Kegiatan keren ini merupakan hasil kolaborasi antara Dinas Kebudayaan dan Pariwisata Surakarta, Fakultas Ilmu Budaya Prodi Ilmu Sejarah UNS, serta Dinas Pendidikan Surakarta. Bersama-sama menumbuhkan rasa cinta sejarah sejak dini agar generasi muda makin bangga dengan budaya daerahnya!

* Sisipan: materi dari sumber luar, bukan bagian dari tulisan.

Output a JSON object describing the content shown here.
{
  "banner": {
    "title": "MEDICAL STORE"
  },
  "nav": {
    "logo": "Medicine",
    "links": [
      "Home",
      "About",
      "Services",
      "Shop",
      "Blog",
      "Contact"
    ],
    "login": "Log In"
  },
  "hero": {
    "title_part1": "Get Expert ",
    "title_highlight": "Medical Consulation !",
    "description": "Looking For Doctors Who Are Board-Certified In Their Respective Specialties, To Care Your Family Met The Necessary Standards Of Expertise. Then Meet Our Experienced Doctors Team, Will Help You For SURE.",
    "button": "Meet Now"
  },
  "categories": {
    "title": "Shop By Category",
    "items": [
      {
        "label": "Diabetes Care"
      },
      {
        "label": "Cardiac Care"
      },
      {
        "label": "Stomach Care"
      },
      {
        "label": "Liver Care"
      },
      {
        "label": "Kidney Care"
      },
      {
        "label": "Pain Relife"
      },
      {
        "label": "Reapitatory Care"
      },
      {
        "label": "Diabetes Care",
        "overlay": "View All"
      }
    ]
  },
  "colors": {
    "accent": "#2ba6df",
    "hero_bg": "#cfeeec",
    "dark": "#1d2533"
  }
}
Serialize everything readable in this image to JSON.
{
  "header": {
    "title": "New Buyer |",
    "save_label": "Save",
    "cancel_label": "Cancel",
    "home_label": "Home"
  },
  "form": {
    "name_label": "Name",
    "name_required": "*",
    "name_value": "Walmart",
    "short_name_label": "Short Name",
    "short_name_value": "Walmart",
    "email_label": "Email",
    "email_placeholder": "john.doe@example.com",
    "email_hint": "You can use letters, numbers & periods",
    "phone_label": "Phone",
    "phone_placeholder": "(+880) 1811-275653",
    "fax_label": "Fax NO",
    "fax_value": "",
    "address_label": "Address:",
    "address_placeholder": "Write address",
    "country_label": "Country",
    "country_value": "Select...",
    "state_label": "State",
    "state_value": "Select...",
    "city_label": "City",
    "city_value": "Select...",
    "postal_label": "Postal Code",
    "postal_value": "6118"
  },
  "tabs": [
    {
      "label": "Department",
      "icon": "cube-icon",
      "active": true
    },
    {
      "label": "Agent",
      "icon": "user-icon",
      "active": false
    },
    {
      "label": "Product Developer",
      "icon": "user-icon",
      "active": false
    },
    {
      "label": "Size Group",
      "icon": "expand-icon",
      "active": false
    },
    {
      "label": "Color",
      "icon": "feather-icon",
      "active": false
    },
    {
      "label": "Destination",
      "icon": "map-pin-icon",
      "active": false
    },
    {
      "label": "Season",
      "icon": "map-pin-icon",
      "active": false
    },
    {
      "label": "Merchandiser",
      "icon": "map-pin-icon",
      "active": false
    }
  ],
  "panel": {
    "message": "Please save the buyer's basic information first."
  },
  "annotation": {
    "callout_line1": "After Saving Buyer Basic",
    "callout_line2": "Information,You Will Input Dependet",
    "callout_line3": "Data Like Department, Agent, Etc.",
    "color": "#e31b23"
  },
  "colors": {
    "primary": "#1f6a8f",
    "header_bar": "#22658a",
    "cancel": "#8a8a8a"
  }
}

Diselenggarakan pada Rabu, 29 April 2026 di SMP Muhammadiyah Program Khusus Kottabarat Surakarta, acara ini disambut dengan penuh antusias oleh para siswa! Semangat, tawa, dan rasa ingin tahu mereka jadi bukti bahwa belajar sejarah bisa jadi pengalaman yang seru dan tak terlupakan!
Antusiasme siswa terlihat sejak awal kegiatan. Mereka aktif berpartisipasi dalam sesi tanya jawab dan menunjukkan ketertarikan terhadap topik yang dibahas.

Kepala SMP Muhammadiyah PK Solo, Muhdiyatmoko, menyebut kegiatan ini menjadi momentum penting untuk menguatkan pembelajaran sejarah di sekolah. Ia menilai siswa perlu dibekali pemahaman sejarah yang baik.
“Dengan sejarah itu mereka akan lebih arif, lebih bijak dan bisa belajar dari pengalaman-pengalaman yang ada,” ujarnya.
Ketua Tim Penggerak PKK Kota Surakarta, Venessa Winastasia, juga menyampaikan dukungannya terhadap program tersebut. Ia optimistis Gemas dapat memperluas wawasan siswa tentang sejarah.
“Saya melihat pemahaman anak-anak tentang sejarah masih di permukaan. Kegiatan ini diharapkan bisa memperluas literasi mereka agar lebih mendalam,” kata Venessa.
Melalui program ini, diharapkan siswa semakin mengenal sejarah daerahnya. Selain itu, mereka juga diharapkan memiliki rasa bangga terhadap budaya lokal yang dimiliki Kota Surakarta.